本当に久しぶりに彼女と会えるんだと、うれしい自分だったけど。


彼女が通り過ぎてから時間も経った。

「ごめん、おじいちゃんが待ってるんだ。そろそろ帰らないと。」

「ああ、ごめんね。」

「ううん。じゃあ、斎藤さんも楽しい夏休みにしてね。じゃあ。」

そういって背中を向けて急ぎ足で帰った。
追いつくかなって思ってたのに、おじいちゃん家に着くまでにその背中を見つけられなかった。

「ただいま~。」

おじいちゃんの家に入ろうとしたのに、玄関に彼女の物らしい下駄がなかった。

おじいちゃんが出てきて自分が一人なのを見てびっくりしてた。

「しおりちゃんと会えなかったのか?」

「先に帰ったし、追いつけなかったんだ。寄らなかった?」

「ああ、なんとも。」

「そう。」

裏の家に言ってみた方がいいのだろうか?
それとも他の道に入ってコンビニにでも寄ってるのかな?

携帯を出してメッセージをいれて待つことにした。

待っても返事が来なくて、ぼんやりとしてたら返事が来た。

『ちょっと行けなくなりました。ごめんなさい。おじいさんにも伝えてください。』

『どうしたの?明日までいるから会えたらうれしいけど、無理だったらまたにするね。』


具合悪いのかな?
ちゃんと浴衣姿を褒めてないのに、脱いじゃったのかな?

自分も立ち上がって着替えを持ってお風呂に行った。

「おじいちゃん、しおりちゃん来れないって。」

「なんで?」

僕もそれを知りたいけど。

「分からない。
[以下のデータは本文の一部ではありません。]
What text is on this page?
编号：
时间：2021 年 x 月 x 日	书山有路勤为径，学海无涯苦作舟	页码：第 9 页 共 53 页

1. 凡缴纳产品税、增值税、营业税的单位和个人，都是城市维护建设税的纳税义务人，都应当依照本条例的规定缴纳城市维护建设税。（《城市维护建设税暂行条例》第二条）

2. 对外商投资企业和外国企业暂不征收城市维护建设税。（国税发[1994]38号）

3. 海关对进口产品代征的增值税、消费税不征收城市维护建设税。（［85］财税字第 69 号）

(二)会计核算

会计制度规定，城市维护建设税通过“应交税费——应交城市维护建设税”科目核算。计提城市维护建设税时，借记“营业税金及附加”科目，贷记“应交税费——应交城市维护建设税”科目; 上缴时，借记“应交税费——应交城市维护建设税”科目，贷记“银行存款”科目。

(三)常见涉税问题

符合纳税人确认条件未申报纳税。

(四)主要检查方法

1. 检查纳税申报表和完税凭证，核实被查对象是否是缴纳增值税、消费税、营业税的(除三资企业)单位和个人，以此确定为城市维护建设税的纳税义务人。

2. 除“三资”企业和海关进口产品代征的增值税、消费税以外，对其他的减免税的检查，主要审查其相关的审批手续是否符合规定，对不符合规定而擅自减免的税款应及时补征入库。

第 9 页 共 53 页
行けなくなったって連絡あった。」

「そうか。」

おじいちゃんの寂しい背中を見るまでもなく、自分も残念だった。

「お風呂に入るね。」

「一総。せっかく着替えたんだから、写真撮ろう。」

そう言われて去年と同じ和室のふすまの前に立った。一人で。

撮られた写真はぼんやりしてた。

彼女がいないとナオも寄って来なくて、本当に1人の浴衣姿だった。
・・・そんな写真お母さんに見せて終わりだよ。